액체 이산화탄소 파쇄법의 파쇄 압력, 음향 방출, 균열 형상에 관한 실험적 연구

  • Ha, Seong Jun (School of Civil and Environmental Engineering, Yonsei University) ;
  • Yun, Tae Sup (School of Civil and Environmental Engineering, Yonsei University)
  • 하성준 (연세대학교 공과대학 건설환경공학과) ;
  • 윤태섭 (연세대학교 공과대학 건설환경공학과)
  • Received : 2019.05.17
  • Accepted : 2019.06.27
  • Published : 2019.06.30

Abstract

The fracturing by liquid carbon dioxide ($LCO_2$) as a fracking fluid has been an alternative to mitigate the environmental issues often caused by the conventional hydraulic fracking since it facilitates the fluid permeation owing to its low viscosity. This study presents how $LCO_2$ injection influences the breakdown pressure, acoustic emission, and fracture morphology. Three fracturing fluids such as $LCO_2$, water, and oil are injected with different pressurization rate to the synthetic and porous mortar specimens. Also, the shale which has been a major target formation in conventional fracking practices is also tested to examine the failure characteristics.

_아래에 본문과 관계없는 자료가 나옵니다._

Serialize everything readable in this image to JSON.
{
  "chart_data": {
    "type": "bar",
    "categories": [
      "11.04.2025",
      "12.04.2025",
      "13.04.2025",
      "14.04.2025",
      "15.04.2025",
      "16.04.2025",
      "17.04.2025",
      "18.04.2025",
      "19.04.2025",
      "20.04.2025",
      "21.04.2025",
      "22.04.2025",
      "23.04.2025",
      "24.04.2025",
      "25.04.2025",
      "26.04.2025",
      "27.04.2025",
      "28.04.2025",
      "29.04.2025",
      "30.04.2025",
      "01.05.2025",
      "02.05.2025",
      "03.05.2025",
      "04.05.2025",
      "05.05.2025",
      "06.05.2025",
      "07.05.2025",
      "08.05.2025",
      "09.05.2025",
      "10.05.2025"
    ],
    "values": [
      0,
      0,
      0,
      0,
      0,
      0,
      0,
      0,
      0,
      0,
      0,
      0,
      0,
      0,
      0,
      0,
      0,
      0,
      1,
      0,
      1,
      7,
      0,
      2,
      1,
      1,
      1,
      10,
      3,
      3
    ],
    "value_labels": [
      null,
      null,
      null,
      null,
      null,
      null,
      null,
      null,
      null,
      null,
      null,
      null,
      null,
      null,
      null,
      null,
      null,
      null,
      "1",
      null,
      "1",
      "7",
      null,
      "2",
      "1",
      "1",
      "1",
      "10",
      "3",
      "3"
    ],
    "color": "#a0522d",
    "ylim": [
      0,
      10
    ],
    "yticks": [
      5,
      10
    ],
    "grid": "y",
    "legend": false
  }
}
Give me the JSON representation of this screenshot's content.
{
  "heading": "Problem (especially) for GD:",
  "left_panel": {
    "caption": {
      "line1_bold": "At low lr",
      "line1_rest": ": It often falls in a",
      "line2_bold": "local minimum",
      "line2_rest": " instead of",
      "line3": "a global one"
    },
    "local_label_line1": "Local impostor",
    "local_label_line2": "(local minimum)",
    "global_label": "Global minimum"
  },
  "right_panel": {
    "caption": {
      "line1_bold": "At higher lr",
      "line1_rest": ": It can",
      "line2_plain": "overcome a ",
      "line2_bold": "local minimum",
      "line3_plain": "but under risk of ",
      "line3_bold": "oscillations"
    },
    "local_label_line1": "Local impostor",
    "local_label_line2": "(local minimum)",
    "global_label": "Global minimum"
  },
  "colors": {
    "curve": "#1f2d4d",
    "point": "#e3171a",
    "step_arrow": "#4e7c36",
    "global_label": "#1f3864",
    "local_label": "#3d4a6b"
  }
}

The results show that $LCO_2$ injection induces more tortuous and undulated fractures, and particularly the larger fractures are developed in cases of shale specimen. On the other hand, the relationship between the fracturing fluids and the breakdown pressure shows opposite tendency in the tests of mortar and shale specimens.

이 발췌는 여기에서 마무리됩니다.